Le cinéma La Tournelle a besoin d’être financé par la ville pour ses frais de fonctionnement et les salaires de son personnel. La structure culturelle n’a pas subi de baisse de subventions publiques, mais pour attirer un jeune public, elle mise sur les projections scolaires, les programmations généralistes et les tarifs réduits.

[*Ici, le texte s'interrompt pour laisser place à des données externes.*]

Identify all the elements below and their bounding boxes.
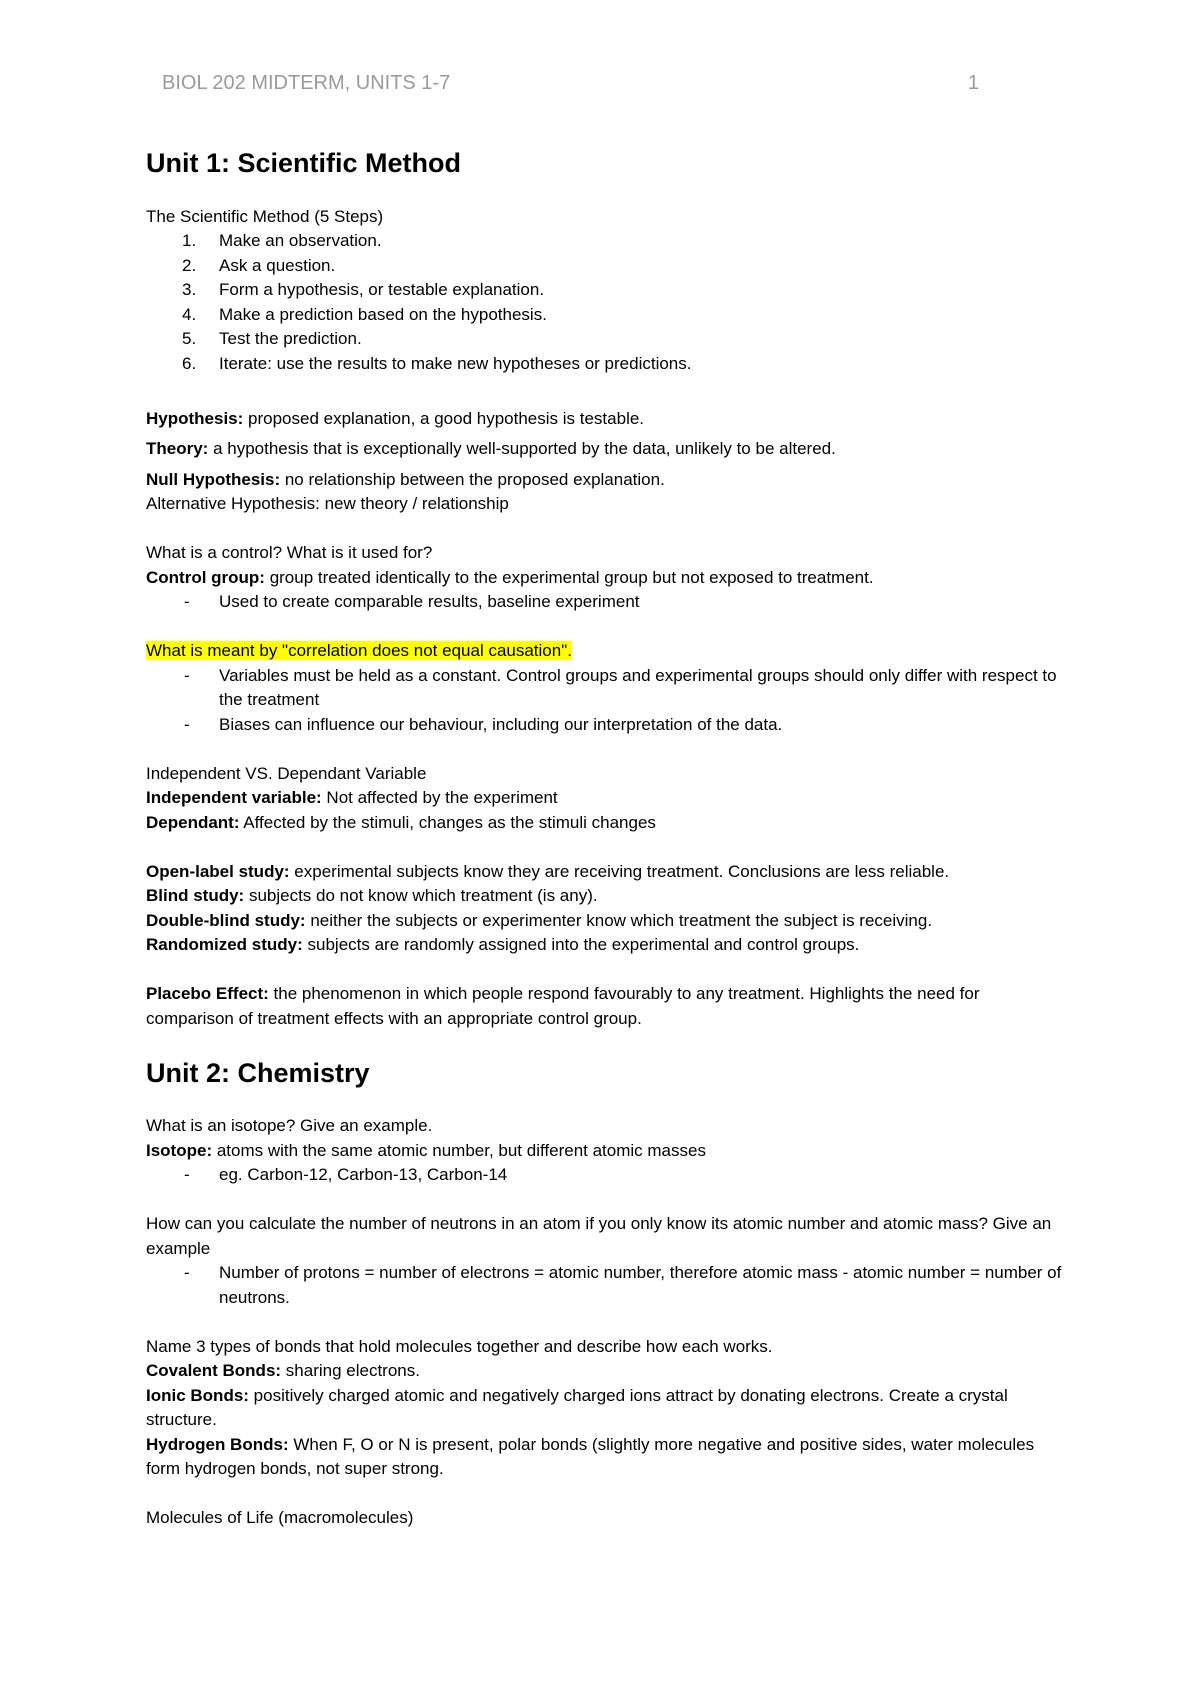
list-item: 5. Test the prediction.: [182, 329, 362, 348]
placebo-definition: Placebo Effect: the phenomenon in which people respond favourably to any treatment. Highlights the need for comparison of treatment effects with an appropriate control group.: [146, 984, 980, 1028]
correlation-question: [146, 639, 1066, 664]
neutron-bullets: [146, 1261, 1066, 1310]
control-bullets: [146, 590, 1066, 615]
list-item: - Biases can influence our behaviour, including our interpretation of the data.: [146, 713, 1066, 738]
hydrogen-bonds-definition: Hydrogen Bonds: When F, O or N is present, polar bonds (slightly more negative and positive sides, water molecules form hydrogen bonds, not super strong.: [146, 1434, 1035, 1478]
unit1-heading: Unit 1: Scientific Method: [146, 148, 462, 178]
open-label-definition: Open-label study: experimental subjects know they are receiving treatment. Conclusions are less reliable.: [146, 861, 950, 881]
double-blind-definition: Double-blind study: neither the subjects or experimenter know which treatment the subject is receiving.: [146, 910, 933, 930]
variables-intro: Independent VS. Dependant Variable: [146, 763, 427, 783]
list-item: 3. Form a hypothesis, or testable explanation.: [182, 280, 545, 299]
null-hypothesis-definition: Null Hypothesis: no relationship between the proposed explanation.: [146, 469, 665, 489]
highlighted-text: What is meant by "correlation does not equal causation".: [146, 641, 572, 660]
list-item: - eg. Carbon-12, Carbon-13, Carbon-14: [146, 1163, 1066, 1188]
list-item: - Used to create comparable results, baseline experiment: [146, 590, 1066, 615]
document-body: [146, 146, 1066, 1531]
alternative-hypothesis: Alternative Hypothesis: new theory / relationship: [146, 494, 509, 513]
scientific-method-steps: [146, 229, 1066, 376]
list-item: 2. Ask a question.: [182, 255, 336, 275]
list-item: - Variables must be held as a constant. Control groups and experimental groups should only differ with respect to the treatment: [146, 664, 1066, 713]
control-question: What is a control? What is it used for?: [146, 543, 433, 562]
list-item: 1. Make an observation.: [182, 231, 382, 250]
header-title: BIOL 202 MIDTERM, UNITS 1-7: [162, 72, 451, 94]
correlation-bullets: [146, 664, 1066, 738]
isotope-question: What is an isotope? Give an example.: [146, 1116, 433, 1135]
list-item: 6. Iterate: use the results to make new hypotheses or predictions.: [182, 353, 692, 373]
list-item: - Number of protons = number of electrons = atomic number, therefore atomic mass - atomic number = number of neutrons.: [146, 1261, 1066, 1310]
control-group-definition: Control group: group treated identically to the experimental group but not exposed to treatment.: [146, 567, 874, 587]
randomized-definition: Randomized study: subjects are randomly assigned into the experimental and control groups.: [146, 935, 860, 954]
hypothesis-definition: Hypothesis: proposed explanation, a good hypothesis is testable.: [146, 408, 645, 428]
isotope-definition: Isotope: atoms with the same atomic number, but different atomic masses: [146, 1140, 706, 1160]
theory-definition: Theory: a hypothesis that is exceptionally well-supported by the data, unlikely to be altered.: [146, 439, 836, 458]
molecules-of-life: Molecules of Life (macromolecules): [146, 1508, 414, 1527]
ionic-bonds-definition: Ionic Bonds: positively charged atomic and negatively charged ions attract by donating electrons. Create a crystal structure.: [146, 1385, 1008, 1429]
blind-study-definition: Blind study: subjects do not know which treatment (is any).: [146, 886, 598, 905]
page-header: [162, 72, 1060, 102]
list-item: 4. Make a prediction based on the hypothesis.: [182, 304, 547, 324]
neutron-question: How can you calculate the number of neutrons in an atom if you only know its atomic number and atomic mass? Give an example: [146, 1214, 1052, 1258]
bonds-question: Name 3 types of bonds that hold molecules together and describe how each works.: [146, 1336, 773, 1356]
unit2-heading: Unit 2: Chemistry: [146, 1057, 370, 1088]
isotope-bullets: [146, 1163, 1066, 1188]
independent-variable-definition: Independent variable: Not affected by the experiment: [146, 788, 558, 807]
steps-intro: The Scientific Method (5 Steps): [146, 206, 384, 226]
page-number: 1: [967, 72, 979, 94]
dependant-variable-definition: Dependant: Affected by the stimuli, changes as the stimuli changes: [146, 812, 656, 832]
covalent-bonds-definition: Covalent Bonds: sharing electrons.: [146, 1361, 420, 1380]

À peine sortie d’une séance de projection scolaire avec l’école maternelle du Centre, Mylène Frogé récupère deux lettres de motivation pour un stage d’observation. La chargée de médiation exerce son métier avec passion pour ancrer le cinéma La Tournelle dans la vie culturelle de L’Haÿ-les-Roses. Existant depuis 1976, la structure vit de la billetterie, mais aussi des subventions de la ville et de celles du Centre national du cinéma et de l’image animée (CNC). Elle coordonne des programmes scolaires avec cinq écoles primaires et quatre de maternelle. « La majorité des entrées est financée par la coopérative et une partie par les fonds propres des établissements », précise la salariée. Et celle-ci indique un total de 14 % d’entrées via le dispositif Ma classe au cinéma sur la période 2024-2025.
La structure veut en finir avec l’étiquette de “cinéma pour les personnes âgées et les écoles”. Son objectif ? Attirer les jeunes de la ville, hors sorties scolaires, quitte à adapter la programmation hebdomadaire pour séduire la génération Z. « Nous acceptons le Pass culture, avons mis en place le tarif réduit à 5,30 euros, le dispositif Lycéen et apprentis au cinéma à 3 euros… Mais ces procédés n’ont pas d’effets concrets », se désole-t-elle. Mylène Frogé estime que les adolescents restent un public dur à atteindre : « C’est difficile de lutter face à la concurrence des grands groupes, comme UGC et Pathé ».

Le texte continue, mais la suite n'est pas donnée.